Aposentado forma filhas e resolve estudar

Ademir Figueiró mora em Porto Alegre, cidade em que o índice dos que não sabem ler já é residual

ELDER OGLIARI / PORTO ALEGRE, O Estado de S.Paulo

28 Setembro 2013 | 02h03

Depois de passar a maior parte de seus 56 anos trabalhando como instalador hidráulico do Departamento Municipal de Água e Esgoto (Dmae) e de ver as duas filhas concluírem o ensino médio, o aposentado Ademir Figueiró decidiu recuperar algo que faltava em sua vida e tratou de se alfabetizar, há dois anos. "Eu sempre tive vontade de ir à escola, mas não tive oportunidade. Depois de encaminhar a família, resolvi cuidar também de mim e aprender a ler e escrever", diz, entre uma aula e outra do Colégio Paulo Freire, em Porto Alegre, onde frequenta uma turma da Educação de Jovens e Adultos (Eja).

Atitudes como as de Figueiró ajudam a melhorar as estatísticas de redução do analfabetismo no Rio Grande do Sul. A capital gaúcha registra constante queda há pelo menos 20 anos, e chegou perto de 2,5% da população, índice considerado residual. Isso se reflete na queda da demanda pelas totalidades iniciais do EJA, equivalentes ao período da 1.ª à 5.ª séries do ensino fundamental de nove anos. Há 15 anos, havia 4 mil alunos nessa faixa. Em 2013 há 2,7 mil.

Incentivo. Feliz com as descobertas que fez, Figueiró tem incentivado um irmão e amigos a também se alfabetizarem, confirmando uma percepção da Secretaria Municipal da Educação (Smed) de que a propaganda entre as pessoas da mesma faixa etária tem sido um grande chamariz para os bancos escolares.

"Depois de uma certa idade, a decisão de aprender a ler e escrever está mais vinculada à divulgação entre eles do que às necessidades do mercado", observa a coordenadora do setor de Educação de Jovens e Adultos da Smed, Simone Lovatto.
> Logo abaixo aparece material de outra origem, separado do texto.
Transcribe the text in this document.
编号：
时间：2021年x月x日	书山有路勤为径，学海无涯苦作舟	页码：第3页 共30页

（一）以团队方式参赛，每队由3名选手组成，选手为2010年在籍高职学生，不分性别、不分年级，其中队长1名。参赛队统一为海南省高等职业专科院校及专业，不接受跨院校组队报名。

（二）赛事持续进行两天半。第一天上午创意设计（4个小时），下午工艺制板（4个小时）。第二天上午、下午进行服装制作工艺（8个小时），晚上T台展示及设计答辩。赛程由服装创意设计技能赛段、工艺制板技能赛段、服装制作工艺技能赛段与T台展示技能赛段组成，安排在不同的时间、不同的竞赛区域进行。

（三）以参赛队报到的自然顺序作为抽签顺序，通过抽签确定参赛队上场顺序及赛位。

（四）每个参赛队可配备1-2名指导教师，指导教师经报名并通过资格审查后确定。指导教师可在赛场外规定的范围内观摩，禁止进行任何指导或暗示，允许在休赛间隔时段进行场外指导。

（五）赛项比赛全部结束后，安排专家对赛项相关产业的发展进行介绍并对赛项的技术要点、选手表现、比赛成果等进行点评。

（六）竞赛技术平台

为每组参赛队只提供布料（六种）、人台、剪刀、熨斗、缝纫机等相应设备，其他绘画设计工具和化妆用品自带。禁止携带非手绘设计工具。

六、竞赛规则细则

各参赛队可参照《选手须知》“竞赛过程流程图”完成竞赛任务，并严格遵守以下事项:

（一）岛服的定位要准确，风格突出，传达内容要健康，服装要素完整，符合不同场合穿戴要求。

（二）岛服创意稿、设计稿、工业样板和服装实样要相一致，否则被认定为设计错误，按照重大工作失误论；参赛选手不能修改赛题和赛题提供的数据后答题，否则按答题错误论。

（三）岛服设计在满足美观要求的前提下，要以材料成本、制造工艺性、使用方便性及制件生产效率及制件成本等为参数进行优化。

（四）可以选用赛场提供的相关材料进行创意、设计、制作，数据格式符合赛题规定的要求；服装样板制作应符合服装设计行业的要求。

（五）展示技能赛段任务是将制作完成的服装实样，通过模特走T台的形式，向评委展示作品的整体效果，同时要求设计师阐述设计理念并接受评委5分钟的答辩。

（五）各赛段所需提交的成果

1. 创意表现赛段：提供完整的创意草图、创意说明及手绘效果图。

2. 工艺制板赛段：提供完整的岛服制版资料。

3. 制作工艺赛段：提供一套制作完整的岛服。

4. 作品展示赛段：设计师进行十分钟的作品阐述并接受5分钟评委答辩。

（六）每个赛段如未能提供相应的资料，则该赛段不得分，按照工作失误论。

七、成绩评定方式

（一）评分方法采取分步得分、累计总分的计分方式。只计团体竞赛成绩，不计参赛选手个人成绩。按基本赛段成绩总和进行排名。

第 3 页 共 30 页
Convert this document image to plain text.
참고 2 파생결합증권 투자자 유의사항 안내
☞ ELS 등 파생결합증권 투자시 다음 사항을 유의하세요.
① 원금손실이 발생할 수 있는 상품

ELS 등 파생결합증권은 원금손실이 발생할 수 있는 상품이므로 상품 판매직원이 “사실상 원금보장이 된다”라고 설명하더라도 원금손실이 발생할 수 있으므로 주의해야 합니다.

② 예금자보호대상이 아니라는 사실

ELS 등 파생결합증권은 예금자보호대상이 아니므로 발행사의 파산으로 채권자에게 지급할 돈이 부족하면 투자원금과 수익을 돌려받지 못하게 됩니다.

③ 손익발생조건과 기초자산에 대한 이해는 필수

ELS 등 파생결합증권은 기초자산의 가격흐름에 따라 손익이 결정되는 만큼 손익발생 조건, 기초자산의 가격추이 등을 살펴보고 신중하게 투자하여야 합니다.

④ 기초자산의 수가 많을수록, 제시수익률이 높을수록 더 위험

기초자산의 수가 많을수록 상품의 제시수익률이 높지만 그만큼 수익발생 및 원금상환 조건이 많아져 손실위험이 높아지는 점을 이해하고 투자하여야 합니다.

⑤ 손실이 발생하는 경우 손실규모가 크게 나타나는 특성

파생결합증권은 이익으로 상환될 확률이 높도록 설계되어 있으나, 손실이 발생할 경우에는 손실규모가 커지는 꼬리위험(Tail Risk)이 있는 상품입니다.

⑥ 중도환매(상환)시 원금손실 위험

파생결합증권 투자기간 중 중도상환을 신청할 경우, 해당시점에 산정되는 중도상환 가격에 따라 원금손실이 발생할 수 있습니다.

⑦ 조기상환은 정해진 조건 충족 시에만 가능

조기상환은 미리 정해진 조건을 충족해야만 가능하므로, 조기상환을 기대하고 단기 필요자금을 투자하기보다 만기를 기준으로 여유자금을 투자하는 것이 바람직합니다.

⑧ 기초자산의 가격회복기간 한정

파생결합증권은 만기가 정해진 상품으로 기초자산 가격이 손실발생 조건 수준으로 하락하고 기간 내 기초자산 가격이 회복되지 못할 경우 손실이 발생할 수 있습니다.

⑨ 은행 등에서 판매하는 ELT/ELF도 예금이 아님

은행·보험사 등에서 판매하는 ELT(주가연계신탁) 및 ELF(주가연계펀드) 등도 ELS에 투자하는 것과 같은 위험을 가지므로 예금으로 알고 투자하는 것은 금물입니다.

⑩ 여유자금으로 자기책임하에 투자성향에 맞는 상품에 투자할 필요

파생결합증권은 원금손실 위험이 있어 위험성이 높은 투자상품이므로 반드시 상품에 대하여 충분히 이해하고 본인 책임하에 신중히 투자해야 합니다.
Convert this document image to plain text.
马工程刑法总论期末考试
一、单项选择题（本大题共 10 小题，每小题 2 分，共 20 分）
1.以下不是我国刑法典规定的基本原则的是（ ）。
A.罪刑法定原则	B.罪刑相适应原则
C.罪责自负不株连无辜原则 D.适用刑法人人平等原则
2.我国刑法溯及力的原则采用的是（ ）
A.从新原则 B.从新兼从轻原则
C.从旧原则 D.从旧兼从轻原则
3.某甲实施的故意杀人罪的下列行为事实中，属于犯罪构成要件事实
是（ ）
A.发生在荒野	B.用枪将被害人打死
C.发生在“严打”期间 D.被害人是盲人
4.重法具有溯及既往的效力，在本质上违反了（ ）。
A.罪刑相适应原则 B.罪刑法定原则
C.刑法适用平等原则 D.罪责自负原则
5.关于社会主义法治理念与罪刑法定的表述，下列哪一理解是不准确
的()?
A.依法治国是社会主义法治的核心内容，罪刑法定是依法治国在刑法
No Estado, a diretora adjunta do Departamento Pedagógico da Secretaria Estadual da Educação, Rosa Maria Mosna, diz que a pasta busca identificar bolsões de analfabetismo para investir nessas regiões com atraso educacional, em conjunto com as prefeituras. De modo geral, nos maiores aglomerados urbanos, como as regiões de Porto Alegre e Caxias, os índices de analfabetismo são menores do que em municípios com zonas rurais. Em algumas cidades do noroeste do Estado, os índices ficam entre 8% e 10%.